Conversion of Ras proteins into an activated GTP-bound state able to bind effector proteins is catalyzed by specific guanine nucleotide exchange factors in response to a large number of extracellular stimuli. Here we report the isolation of mouse cDNAs encoding Ras-GRF2, a multidomain 135-kDa protein containing a COOH-terminal Cdc25-related domain that stimulates release of GDP from Ras but not other GTPases in vitro. Ras-GRF2 bound specifically to immobilized Ras lacking bound nucleotides, suggesting stabilization of the nucleotide-free form of Ras as a mechanism of catalyzing nucleotide exchange. The NH2-terminal region of Ras-GRF2 is predicted to contain features common to various signaling proteins including two pleckstrin homology domains and a Dbl homology region. Ras-GRF2 also contains an IQ motif which was required for its apparent constitutive association with calmodulin in epithelial cells ectopically expressing Ras-GRF2. Transient expression of Ras-GRF2 in kidney epithelial cells stimulated GTP binding by Ras and potentiated calcium ionophore-induced activation of mitogen-activated protein kinase (ERK1) dependent upon the IQ motif. Calcium influx caused Ras-GRF2 subcellular localization to change from cytosolic to peripheral, suggesting a possible mechanism for controlling Ras-GRF2 interactions with Ras at the plasma membrane. Epithelial cells overexpressing Ras-GRF2 are morphologically transformed and grow in a disorganized manner with minimal intercellular contacts. Northern analysis indicated a 9-kb GRF2 transcript in brain and lung, where p135 Ras-GRF2 is known to be expressed, and RNAs of 12 kb and 2.2 kb were detected in several tissues. Thus, Ras-GRF2 proteins with different domain structures may be widely expressed and couple diverse extracellular signals to Ras activation.

Calmodulin-independent coordination of Ras and extracellular signal-regulated kinase activation by Ras-GRF2.

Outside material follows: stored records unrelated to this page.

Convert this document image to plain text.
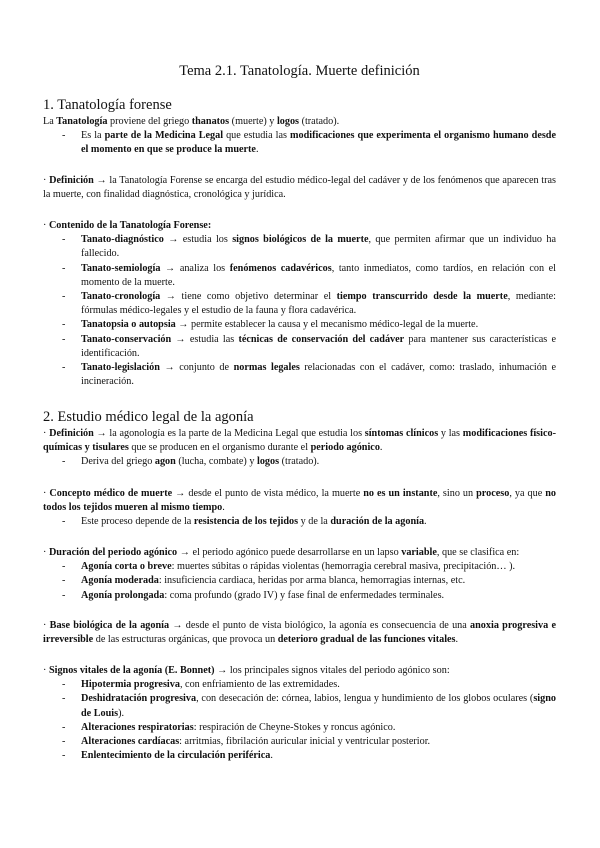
Tema 2.1. Tanatología. Muerte definición
1. Tanatología forense
La Tanatología proviene del griego thanatos (muerte) y logos (tratado).
- Es la parte de la Medicina Legal que estudia las modificaciones que experimenta el organismo humano desde el momento en que se produce la muerte.
· Definición → la Tanatología Forense se encarga del estudio médico-legal del cadáver y de los fenómenos que aparecen tras la muerte, con finalidad diagnóstica, cronológica y jurídica.
· Contenido de la Tanatología Forense:
- Tanato-diagnóstico → estudia los signos biológicos de la muerte, que permiten afirmar que un individuo ha fallecido.
- Tanato-semiología → analiza los fenómenos cadavéricos, tanto inmediatos, como tardíos, en relación con el momento de la muerte.
- Tanato-cronología → tiene como objetivo determinar el tiempo transcurrido desde la muerte, mediante: fórmulas médico-legales y el estudio de la fauna y flora cadavérica.
- Tanatopsia o autopsia → permite establecer la causa y el mecanismo médico-legal de la muerte.
- Tanato-conservación → estudia las técnicas de conservación del cadáver para mantener sus características e identificación.
- Tanato-legislación → conjunto de normas legales relacionadas con el cadáver, como: traslado, inhumación e incineración.
2. Estudio médico legal de la agonía
· Definición → la agonología es la parte de la Medicina Legal que estudia los síntomas clínicos y las modificaciones físico-químicas y tisulares que se producen en el organismo durante el periodo agónico.
- Deriva del griego agon (lucha, combate) y logos (tratado).
· Concepto médico de muerte → desde el punto de vista médico, la muerte no es un instante, sino un proceso, ya que no todos los tejidos mueren al mismo tiempo.
- Este proceso depende de la resistencia de los tejidos y de la duración de la agonía.
· Duración del periodo agónico → el periodo agónico puede desarrollarse en un lapso variable, que se clasifica en:
- Agonía corta o breve: muertes súbitas o rápidas violentas (hemorragia cerebral masiva, precipitación… ).
- Agonía moderada: insuficiencia cardiaca, heridas por arma blanca, hemorragias internas, etc.
- Agonía prolongada: coma profundo (grado IV) y fase final de enfermedades terminales.
· Base biológica de la agonía → desde el punto de vista biológico, la agonía es consecuencia de una anoxia progresiva e irreversible de las estructuras orgánicas, que provoca un deterioro gradual de las funciones vitales.
· Signos vitales de la agonía (E. Bonnet) → los principales signos vitales del periodo agónico son:
- Hipotermia progresiva, con enfriamiento de las extremidades.
- Deshidratación progresiva, con desecación de: córnea, labios, lengua y hundimiento de los globos oculares (signo de Louis).
- Alteraciones respiratorias: respiración de Cheyne-Stokes y roncus agónico.
- Alteraciones cardíacas: arritmias, fibrilación auricular inicial y ventricular posterior.
- Enlentecimiento de la circulación periférica.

Ras-GRF2 (GRF2) is a widely expressed, calcium-activated regulator of the small-type GTPases Ras and Rac. It is a multidomain protein composed of several recognizable sequence motifs in the following order (NH(2) to COOH): pleckstrin homology (PH), coiled-coil, ilimaquinone (IQ), Dbl homology (DH), PH, REM (Ras exchanger motif), PEST/destruction box, Cdc25. The DH and Cdc25 domains possess guanine nucleotide exchange factor (GEF) activity and interact with Rac and Ras, respectively. The REM-Cdc25 region was found to be sufficient for maximal activation of Ras in vitro and in vivo caused Ras and extracellular signal-regulated kinase (ERK) activation independent of calcium signals, suggesting that, at least when expressed ectopically, it contains all of the determinants required to access and activate Ras signaling. Additional mutational analysis of GRF2 indicated that the carboxyl PH domain imparts a modest inhibitory effect on Ras GEF activity and probably normally participates in intermolecular interactions. A variant of GRF2 missing the Cdc25 domain did not activate Ras and functions as an inhibitor of wild-type GRF2, presumably by competing for interactions with molecules other than calmodulin, Ras, and ligands of the PH domain. The binding of calmodulin was found to require several amino-terminal domains of GRF2 in addition to the IQ sequence, and no correlation between calmodulin binding by GRF2 and its ability to directly activate Ras and indirectly stimulate the mitogen-activated protein (MAP) kinase ERK in response to calcium was found. The precise role of the GRF2-calmodulin association, therefore, remains to be determined. A GRF2 mutant missing the IQ sequence was competent for Ras activation but failed to couple this to stimulation of the ERK pathway. This demonstrates that Ras-GTP formation is not sufficient for MAP kinase signaling. We conclude that in addition to directly activating Ras, GRF2, and likely other GEFs, promote the assembly of a protein network able to couple the GTPase with particular effectors.